Firstly, consider why does the person need to get self-stimulation in this way? From a PBS standpoint, we are looking at how to increase the person’s quality of life and as a by-product observe behaviours which challenge reduce. A perfect example for self-stimulation is to think about “plugging the gap” that self-stimulation is currently filling, work on filling the client’s day with meaningful activities and leisure to reduce the need to fill time with self-stimulation this may take time to teach and may need structuring. It’s important to also look at the specific reinforcement the person is seeking from the behaviour is it visual, auditory, tactile or movement sensations they are seeking and how can you enrich their environment with plenty of this type of activity and better yet teach them to get this type of stimulation in new ways. Additionally, teaching someone when they can and can’t access this type of stimulation may be needed along with self-management skills such as recognizing when they are doing the behaviour and the impact on others.

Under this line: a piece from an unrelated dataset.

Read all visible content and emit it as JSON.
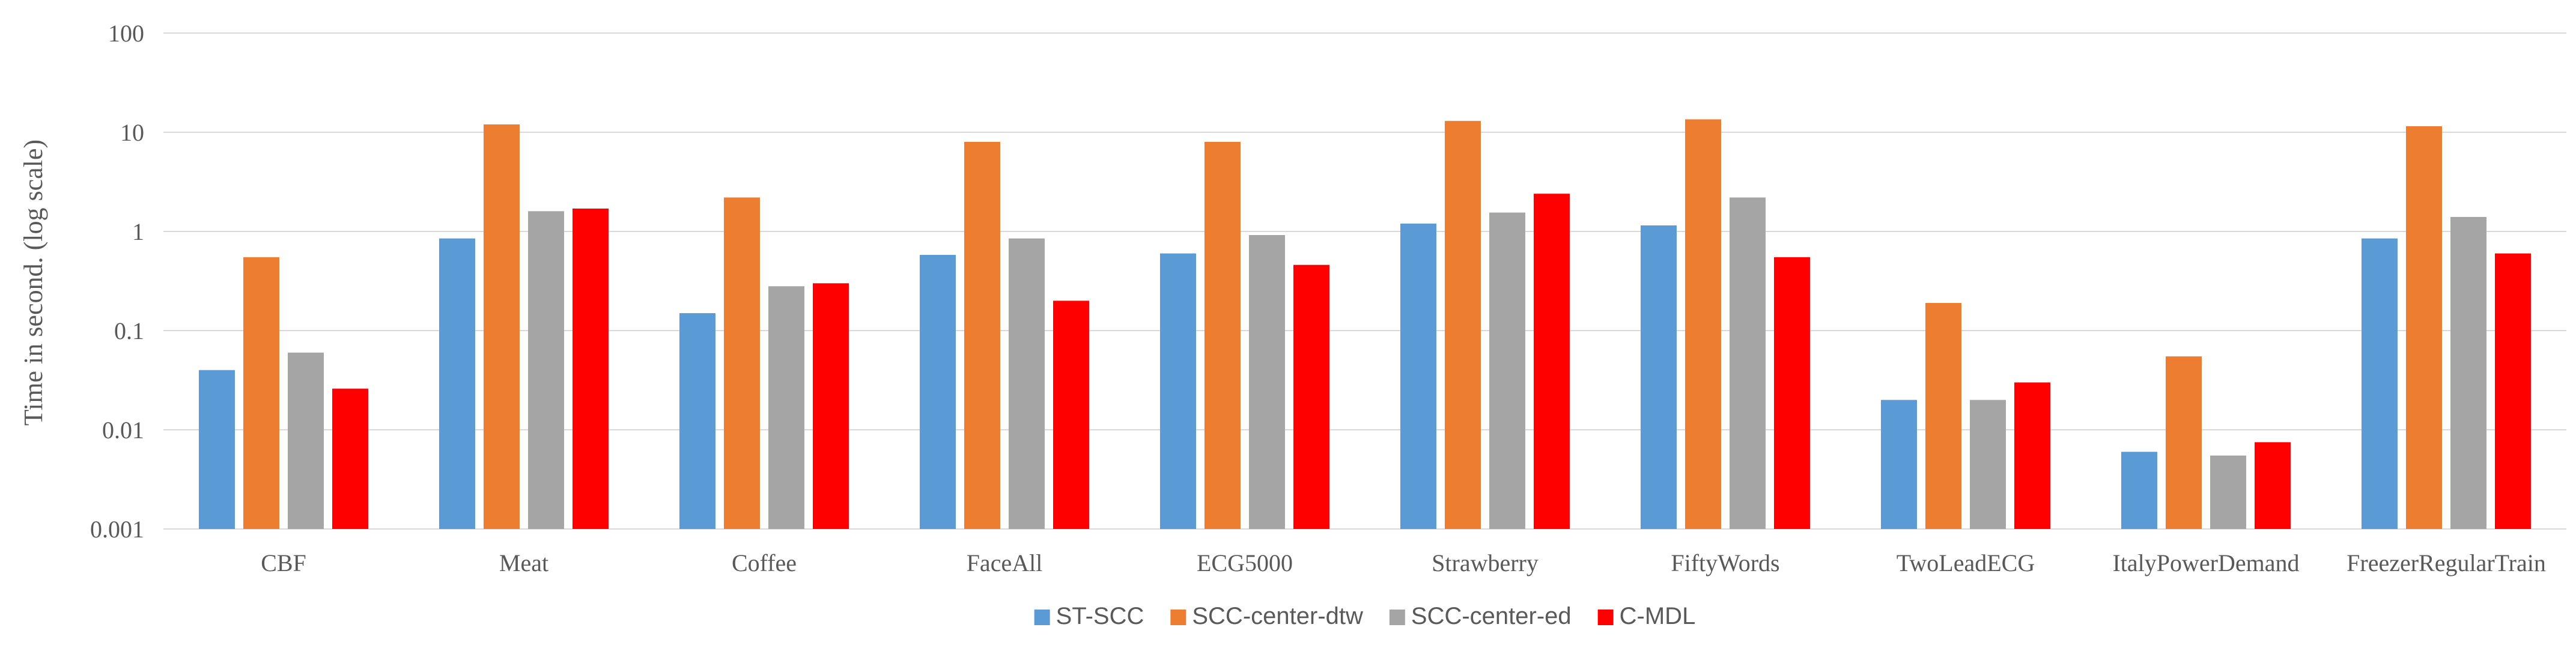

As with all PBS interventions the focus is not on how to stop self-stimulatory behaviour, instead the focus is on how to increase the person’s quality of life, teach new skills and see a reduction in behaviours which challenge because the person is more engaged, skilled and able to cope with the world around them appropriately.
Consultation with a behaviour analyst is essential a functional assessment and consideration of the specific setting and variables is needed before intervention.